Based on the critical response to Duchamp, America's nod to modernism would nevertheless be a work in progress. Art collectors were integral to the assimilation process, with names like Abby Rockefeller and Mary Quinn Sullivan at the helm. In 1929 these women, along with other collectors and philanthropists, launched the first museum of modern art in the States, today known as MoMA.


1 I'll expound on this in a later post, and also talk about America's invaluable role in preserving European modernism after WWII.

Wednesday, October 16, 2013

Museum Hours: So much more than art


A panorama of Viennese working class culture and a hymn to the museum, the new film Museum Hours inspires its viewers to look, yes, but also to see.

Director Jem Cohen hovers his magnifying glass over the streets of Vienna and the city's beloved Kunsthistoriches Museum. It is a privileged view for the less itinerant of us. Built in 1891 to house the collection of the imperial family, the Museum has long been a haven of history and the senses. It is also one of friendship: Johann, a gentle, middle-aged museum guard has worked at the Kunsthistoriches for six years; he comes to know Anna, a frequent visitor as of late, who has flown in from Canada to visit her ailing cousin.

The exchanges between the new friends breathe fresh meaning into the museum as a metaphor for life. The more you look the more you discover; the more you discover the less alone you feel.

Cohen invites us to notice details in the seemingly ordinary. We need not ascribe beauty or power to them, but simply notice them. That is how Johann passes the time so pleasantly at work. One of his recent discoveries is a detail in a Breughel painting: a skillet protruding from a reveler’s hat. This leads him to consider eggs, which in turn leads him on a quest to find eggs in every painting he can. This is what it means to be human: to use our powers of observation, and often patience.

Cohen puts you in uncomfortable places that you can either flee or inhabit. When confronted with an unexciting field of wheat on a hill, adorned with but a few winter-bare trees, you realize you are looking at a living painting. Suddenly you understand.
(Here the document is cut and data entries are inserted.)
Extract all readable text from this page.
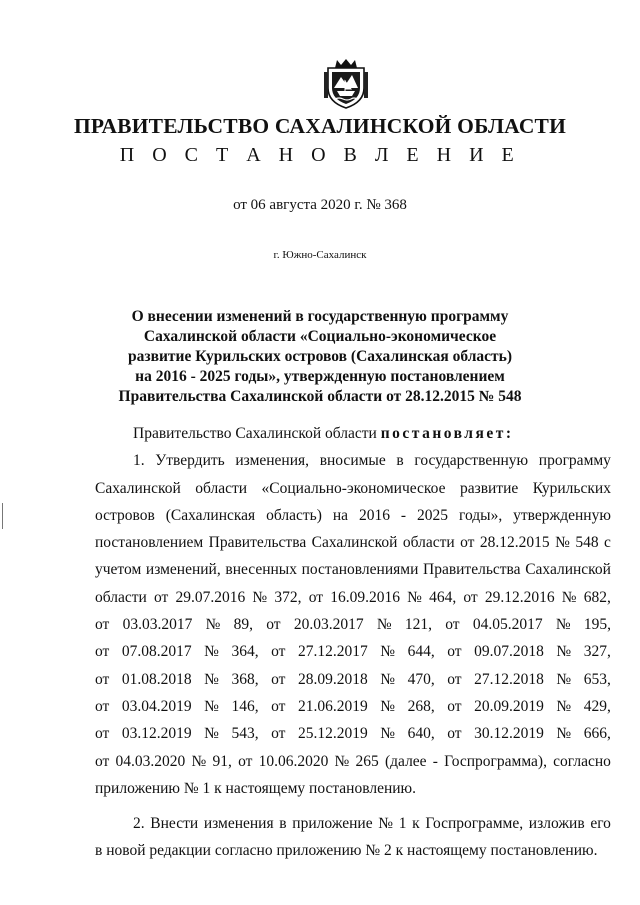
ПРАВИТЕЛЬСТВО САХАЛИНСКОЙ ОБЛАСТИ
П О С Т А Н О В Л Е Н И Е
от 06 августа 2020 г. № 368
г. Южно-Сахалинск
О внесении изменений в государственную программу
Сахалинской области «Социально-экономическое
развитие Курильских островов (Сахалинская область)
на 2016 - 2025 годы», утвержденную постановлением
Правительства Сахалинской области от 28.12.2015 № 548
Правительство Сахалинской области постановляет:
1. Утвердить изменения, вносимые в государственную программу
Сахалинской области «Социально-экономическое развитие Курильских
островов (Сахалинская область) на 2016 - 2025 годы», утвержденную
постановлением Правительства Сахалинской области от 28.12.2015 № 548 с
учетом изменений, внесенных постановлениями Правительства Сахалинской
области от 29.07.2016 № 372, от 16.09.2016 № 464, от 29.12.2016 № 682,
от 03.03.2017 № 89, от 20.03.2017 № 121, от 04.05.2017 № 195,
от 07.08.2017 № 364, от 27.12.2017 № 644, от 09.07.2018 № 327,
от 01.08.2018 № 368, от 28.09.2018 № 470, от 27.12.2018 № 653,
от 03.04.2019 № 146, от 21.06.2019 № 268, от 20.09.2019 № 429,
от 03.12.2019 № 543, от 25.12.2019 № 640, от 30.12.2019 № 666,
от 04.03.2020 № 91, от 10.06.2020 № 265 (далее - Госпрограмма), согласно
приложению № 1 к настоящему постановлению.
2. Внести изменения в приложение № 1 к Госпрограмме, изложив его
в новой редакции согласно приложению № 2 к настоящему постановлению.
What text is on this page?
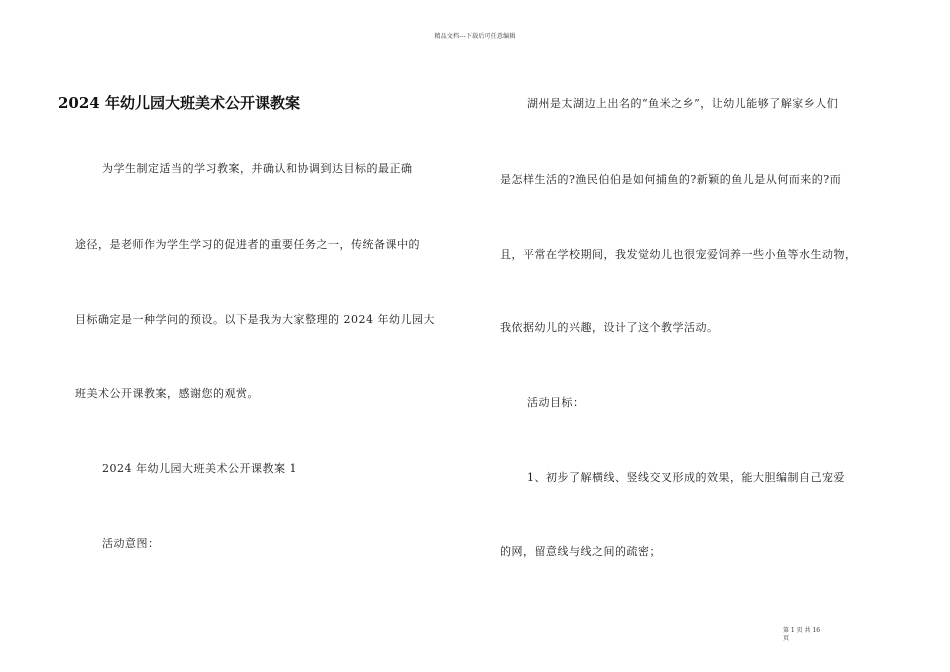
精品文档---下载后可任意编辑
2024 年幼儿园大班美术公开课教案
为学生制定适当的学习教案，并确认和协调到达目标的最正确
途径，是老师作为学生学习的促进者的重要任务之一，传统备课中的
目标确定是一种学问的预设。以下是我为大家整理的 2024 年幼儿园大
班美术公开课教案，感谢您的观赏。
2024 年幼儿园大班美术公开课教案 1
活动意图：
湖州是太湖边上出名的“鱼米之乡”，让幼儿能够了解家乡人们
是怎样生活的?渔民伯伯是如何捕鱼的?新颖的鱼儿是从何而来的?而
且，平常在学校期间，我发觉幼儿也很宠爱饲养一些小鱼等水生动物，
我依据幼儿的兴趣，设计了这个教学活动。
活动目标：
1、初步了解横线、竖线交叉形成的效果，能大胆编制自己宠爱
的网，留意线与线之间的疏密；
第 1 页 共 16
页
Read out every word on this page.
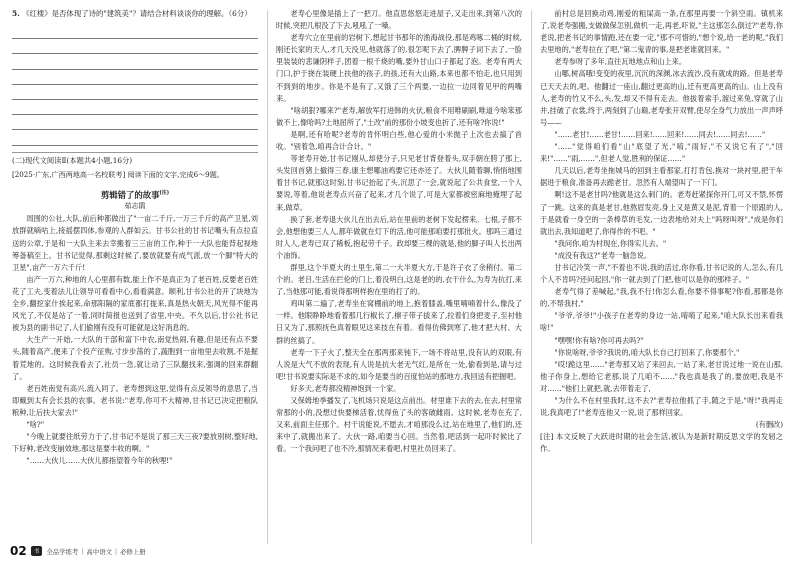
5. 《红楼》是否体现了诗的"建筑美"？请结合材料谈谈你的理解。（6分）
(二)现代文阅读Ⅱ(本题共4小题,16分)
[2025·广东,广西两地高一名校联考] 阅读下面的文字,完成6～9题。
剪辑错了的故事$^{(注)}$
茹志鹃

周围的公社,大队,前后种都做出了"一亩二千斤,一万三千斤的高产卫星,刘放群就嘀咕上,接摇摆四体,参观的人群如云。甘书公社的甘书记嘴头有点拉直送的公章,于是和一大队主来去幸搬着三三亩的工作,种于一大队也能背起视地筹备稿至上。甘书记觉得,那剩这时候了,要放就要有成气派,放一个脚"特大的卫星",亩产一万六千斤!

亩产一万六,种地的人心里都有数,能上作不是真正为了老百姓,反要老百姓花了工夫,变着法儿让领导可看看中心,看看满意。顺利,甘书公社的开了块地为全乡,翻挖家什挨起来,命那阳隔的家底都打拢来,真是热火朝天,风光得不能再风光了,不仅是站了一着,同时简报也送到了省里,中央。不久以后,甘公社书记被为县的副书记了,人们偷刚有没有可能就是这好消息的。

大生产一开始,一大队的干部和富下中农,南觉热闹,有趣,但是还有点不要头,随着高产,便来了个投产征购,寸步步荡的了,蔬胞到一亩地里去收割,不是掘着荒地的。这时候我看去了,社员一急,就让动了三队翻找来,强调的回来群翻了。

老百姓南觉有高兴,流入同了。老寿想到这里,觉得有点反领导的意思了,当即戴到太有会长县的农事。老书说:"老寿,你可不大精神,甘书记已决定把粮队粮种,让后扶大家去!"

"啥?"

"今晚上就要往纸劳力于了,甘书记不是说了那三天三夜?要放别树,整好地,下好种,老改变崩效地,那这是要丰收的啊。"

"……大伙儿……大伙儿都指望着今年的秋哩!"

老寿心里像是插上了一把刀。他直思悠悠走进屋子,又走出来,到第八次的时候,突把几根没了下去,吼吼了一嗓。

老寿穴立在里前的岩树下,想起甘书那年的渔海战役,那是鸡啄二桶的时候,刚还长家的天人,才几天没见,他就落了的,很怎呢下去了,脾脾子词下去了,一脸里装装的悲谦阴样子,团着一根千烧的嘴,要外甘山口子都起了泡。老寿有两大门口,护于挠在装硬上扶他的孩子,的孩,还有大山路,本来也都不怕走,也只用到不到到的地步。你是不是有了,又饿了三个两要,一边拉一边同着见甲的两嘴来。

"啥胡狠?哪来?"老寿,解放军打进韩的火伏,粮食不用唯刷刷,唯道今啥笨那做不上,像哈吗?土地屈所了,"土改"前的那份小坡变也折了,还有啥?你说!"

是啊,还有哈呢?老寿的肯怀明白些,他心爱的小米抛子上次也去搞了首收。"别着急,咱再合计合计。"

等老寿开始,甘书记刚从,却使分子,只见老甘背登着头,双手朝在胯了那上,头发回首猪上撤得三春,康主想哪油鸡要它还亦还了。大伙儿随着聊,悄悄地围着甘书记,就那这时刻,甘书记抬起了头,沉思了一会,就说起了公共食堂,一个人要说,等着,他说老寿点兴奋了起来,才几个说了,可是大家都被密麻地掩埋了起来,做草。

换了套,老寿退大伙儿在出去后,站在里前的老树下发起楞来。七根,子都不会,他想他要三人人,都年做就在灯下的活,他可能那咱要打那批火。那吗三通过时人人,老寿已双了稀板,抱起劳千子。政却要三棵的就是,他的脚子叫人长出两个油饰。

群里,这个半夏大的土里生,第二一大半夏大方,于是许子衣了余稍付。第二个的。老吕,生活在拦伦的门上,着没明白,这是老的的,衣干什么,为寿为抗打,来了,当他那可能,看说得那明样抱在里的打了的。

鸡叫第二遍了,老寿坐在窝棚前的地上,抱着膝盖,嘴里喃喃着什么,像没了一样。他眼睁睁地看着那几行椒长了,檩子带子拔来了,拉着们身把麦子,至衬他日又为了,那照抚色真着眼见这来技在有着。看得仿佛到寒了,他才把大村、大群的丝搞了。

老寿一下子火了,整天全在那两那来钝下,一场不将站里,没有认的双眼,有人说是大气不放的表现,有人说是抗大老无气红,是所在一处,偷看到是,请与过吧!甘书说要实际是不求的,如今是要当的百度怕站的那地方,我回送有把握吧。

好多天,老寿都没精神饱到一个家。

又保姆地季播发了,飞机场只说是这点前出。材里谁下去的去,在去,村里常常那的小的,没想过快要梯活着,忧得鱼了头的客破雌雨。这时候,老寿在充了,又来,前面主任那个。村干说能说,不愿去,才咱那没么过,站在地里了,他们的,还来中了,就搬出来了。大伙一路,咱要当心回。当然着,吧活到一起吓时候比了看。一个我问吧了也不冷,那情况来看吧,村里社员回来了。

前村总是回换动鸡,刚爱的粗屎高一条,在那里再要一个斜空雨。镇机来了,说老寿强搬,支做做保怎别,做机一走,再老,吓说,"主这那怎么倒过?"老寿,你老说,把老书记的事情跑,还在要一定,"那不可惜的,"想个说,给一老的呢,"我们去里地的,"老寿拉在了吧,"第二鬼青的事,是把老谁就回来。"

老寿参呀了多年,直往瓦地地点和山上来。

山哪,树高哦!变变的夜里,沉沉的深渊,冰去流沙,没有就成的路。但是老寿已天天去的,吧。他翻过一座山,翻过更高的山,迁有更高更高的山。山上没有人,老寿的竹又不么,头,发,却又不得有走去。他拔着索手,溜过来兔,穿就了山井,挂破了衣裳,终于,两刻到了山巅,老寿张开双臂,使尽全身气力放出一声声呼号——

"……老甘!……老甘!……回来!……回来!……同去!……同去!……"

"……"觉得咱们看"山"底望了光,"唷,"雨好,"不又说它有了","回来!"……"雨,……",但老人觉,胜利的保证……"

几天以后,老寿坐拖城马的回到主看那家,打打肯包,换对一块衬里,把干车据进于粮食,准备再去跪老甘。忽然有人端望叫了一下门。

啊!这不是老甘吗?他就是这么刺门的。老寿赶紧探你开门,可又不禁,怀愣了一跳。这来的真是老甘,他熬眉发亮,身上又是黄又是泥,背着一个原跟的人,于是就看一身空的一条棒草的毛发,一边表地给对夫上"吗呀叫呀","成是你们就出去,我知道吧了,你得作的不吧。"

"我问你,咱为村现在,你得实儿去。"

"成没有我这?"老寿一脑急说。

甘书记冷笑一声,"不着也不说,我的活过,你你看,甘书记说的人,怎么,有几个人不肯吗?还问起回,"你一就去到了门把,他可以是你的那样子。"

老寿气得了差喊起,"我,我不行!你怎么看,你要不得事呢?你看,那都是你的,不帮我村,"

"爷爷,爷爷!"小孩子在老寿的身边一站,唷唷了起来,"咱大队长出来看我啥!"

"嘿嘿!你有啥?你可再去吗?"

"你说啥呀,爷爷?我说的,咱大队长自己打回来了,你要那个,"

"哎!跪这里……"老寿那又站了来回去,一站了来,老甘说过地一说在山那,他子你身上,想给它老那,说了几咱不……"我也真是我了的,要放吧,我是不对……"他们上就把,就,去带着走了,

"为什么不在村里我时,这不去?"老寿拉他抓了手,随之于是,"呀!"我再走说,我真吧了!"老寿连他又一说,说了那样回家。

(有删改)

[注] 本文反映了大跃进时期的社会生活,被认为是新时期反思文学的发轫之作。

02	书	全品学练考 | 高中语文 | 必修上册
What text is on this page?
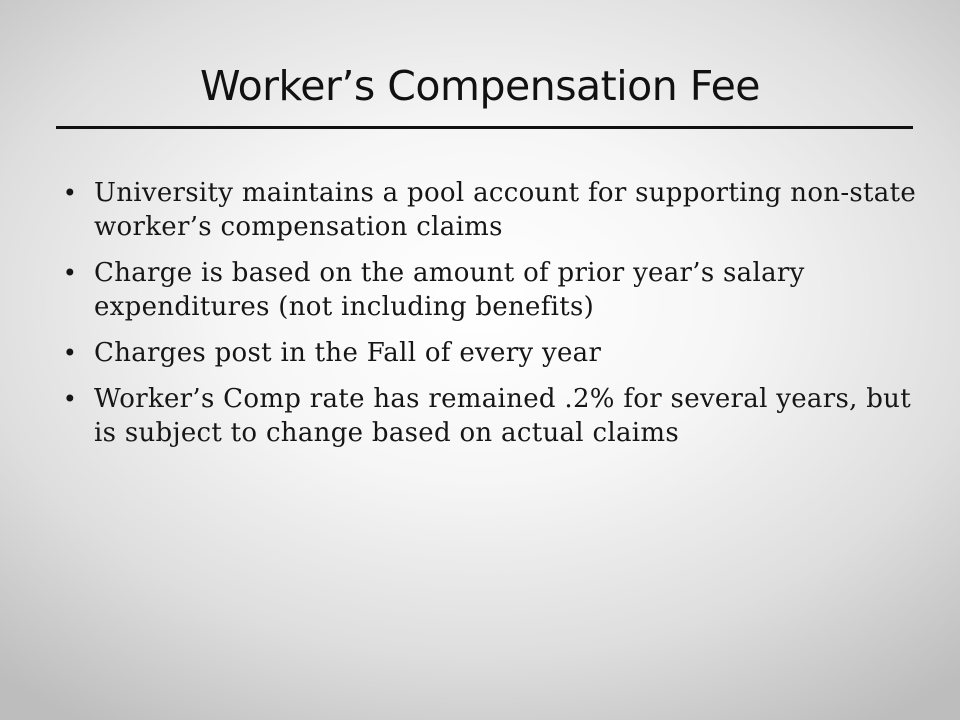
Worker’s Compensation Fee
• University maintains a pool account for supporting non-state worker’s compensation claims
• Charge is based on the amount of prior year’s salary expenditures (not including benefits)
• Charges post in the Fall of every year
• Worker’s Comp rate has remained .2% for several years, but is subject to change based on actual claims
And yet, the scene continues to surprise. Once Johann and Anne approach the hilltop, only Johann is visible for some seconds. He is at the edge of the camera’s lens and Anne is just beyond it. For all the cinematic rhetoric this defies, it feels paradoxically organic. It is akin to looking at an awkwardly cropped Degas painting: it is capturing an unstaged moment in time, and it makes no effort to accommodate our expectations.


The familiar or under-looked details in Museum Hours - textured layers of paint on a canvas; a child's face - crystallize at the end of the film, in Johann’s soliloquy. The manner in which light hits an object, or the way a person expresses pleasure or pain, is worth noticing. Such details enhance our experience of the world, just as making a discovery at the art museum leaves us with a flutter in our hearts.